Che ne dite di un sistema istituzionale in cui nove giudici nominati a vita (a vita!), di cui quattro dal suo predecessore, possono abolire diritti consolidati da quasi cinquant’anni, come la libertà delle donne di abortire? O di un sistema federale in cui ogni singolo stato a seconda del partito che lo controlla decide per conto proprio su questioni come le leggi elettorali, il porto delle armi, i diritti individuali (tra cui l’aborto, ma non solo)? Di un paese colpito da tre epidemie allo stesso tempo — quella di Covid, quella delle armi da fuoco e quella degli oppioidi — che provocano centinai di migliaia di vittime all’anno senza che il problema venga non dico risolto, ma anche solo affrontato decentemente? 

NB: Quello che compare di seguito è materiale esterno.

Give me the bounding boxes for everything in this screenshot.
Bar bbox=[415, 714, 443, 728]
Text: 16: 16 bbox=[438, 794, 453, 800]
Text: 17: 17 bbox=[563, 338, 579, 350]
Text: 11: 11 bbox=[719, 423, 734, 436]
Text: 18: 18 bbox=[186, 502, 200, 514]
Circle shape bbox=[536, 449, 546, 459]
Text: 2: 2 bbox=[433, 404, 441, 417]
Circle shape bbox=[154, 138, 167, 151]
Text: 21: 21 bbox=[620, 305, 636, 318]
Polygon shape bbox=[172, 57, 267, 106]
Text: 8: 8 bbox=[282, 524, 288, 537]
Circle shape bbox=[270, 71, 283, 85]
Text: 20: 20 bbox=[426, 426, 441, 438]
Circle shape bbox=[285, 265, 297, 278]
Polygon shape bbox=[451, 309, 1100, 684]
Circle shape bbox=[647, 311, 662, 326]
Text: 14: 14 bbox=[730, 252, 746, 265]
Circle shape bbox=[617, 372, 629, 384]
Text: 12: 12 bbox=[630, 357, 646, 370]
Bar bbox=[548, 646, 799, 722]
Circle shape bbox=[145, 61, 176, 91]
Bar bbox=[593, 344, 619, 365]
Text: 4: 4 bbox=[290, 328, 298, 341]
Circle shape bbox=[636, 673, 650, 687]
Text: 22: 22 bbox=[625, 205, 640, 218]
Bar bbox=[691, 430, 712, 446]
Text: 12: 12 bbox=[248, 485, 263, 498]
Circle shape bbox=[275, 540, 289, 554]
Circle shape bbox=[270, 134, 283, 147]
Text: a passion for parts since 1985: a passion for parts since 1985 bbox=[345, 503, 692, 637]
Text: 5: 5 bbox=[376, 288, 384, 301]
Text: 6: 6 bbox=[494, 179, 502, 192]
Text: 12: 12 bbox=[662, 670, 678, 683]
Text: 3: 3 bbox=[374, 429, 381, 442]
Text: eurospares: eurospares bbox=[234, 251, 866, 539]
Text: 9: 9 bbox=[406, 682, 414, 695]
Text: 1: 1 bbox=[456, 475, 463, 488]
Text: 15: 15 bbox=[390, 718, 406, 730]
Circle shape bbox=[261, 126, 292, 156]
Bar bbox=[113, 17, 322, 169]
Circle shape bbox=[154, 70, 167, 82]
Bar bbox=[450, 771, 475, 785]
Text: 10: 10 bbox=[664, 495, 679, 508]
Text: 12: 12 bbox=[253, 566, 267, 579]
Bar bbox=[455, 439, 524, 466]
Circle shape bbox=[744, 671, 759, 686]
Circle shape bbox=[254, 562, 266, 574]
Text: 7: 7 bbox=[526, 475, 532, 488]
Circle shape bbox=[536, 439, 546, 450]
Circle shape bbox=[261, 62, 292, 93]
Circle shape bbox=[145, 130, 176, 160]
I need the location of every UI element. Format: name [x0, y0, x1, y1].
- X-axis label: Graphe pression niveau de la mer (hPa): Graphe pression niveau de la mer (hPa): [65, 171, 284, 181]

Che dire di un popolo che elegge il suo presidente per quattro anni, ma non gli dà la maggioranza per governare, lui non può fare quasi nulla e di conseguenza loro si sentono traditi cosicché alle elezioni successive gli tolgono anche il poco potere che ha e lo fanno diventare un’ “anatra zoppa” che vivacchierà per altri due anni fino alla fine del mandato? 

È il paese del vorrei ma non posso, dell’empatia, delle lacrime, delle veglie con le candeline, dove nulla cambia. Dove nulla può cambiare perché gli Stati Uniti sono la più grande democrazia del mondo, fieri della loro bellissima Costituzione, cosicché anno dopo anno, presidente dopo presidente, vanno avanti nella paralisi e nella contrapposizione crescente, il cui unico sbocco sembra essere — potrebbe essere — una crisi catastrofica di sistema di cui si sono viste le prime avvisaglie il 6 gennaio 2021.

Papa Francesco e il presidente americano Joe Biden in Vaticano

P.S. Mi devo correggere: c’è un unico campo in cui il presidente americano può effettivamente essere considerato l’uomo più potente della terra: quello militare. In quanto comandante in capo delle forze armate il presidente può, a sua totale discrezione, fare la guerra a chicchessia e per qualunque motivo, bombardare, inviare soldati e droni killer in qualunque luogo del pianeta, con l’unico vincolo di informare il Congresso e di ottenerne l’autorizzazione dopo tre mesi. Ma naturalmente non ha bisogno di alcuna autorizzazione per condurre guerre fantasma con “istruttori”, contractors o corpi speciali dislocati nelle centinaia di basi militari all’estero, per organizzare blocchi navali, embargo, disporre sanzioni economiche, catturare presunti colpevoli e rinchiuderli in prigioni segrete di paesi compiacenti; e infine per inviare, premendo al contempo sugli alleati perché facciano altrettanto, enormi quantitativi di armamenti, carri armati, missili, aerei, elicotteri tolti dall’immensa panoplia di distruzione e di morte che le sue sempre più ingegnose industrie belliche producono in abbondanza. 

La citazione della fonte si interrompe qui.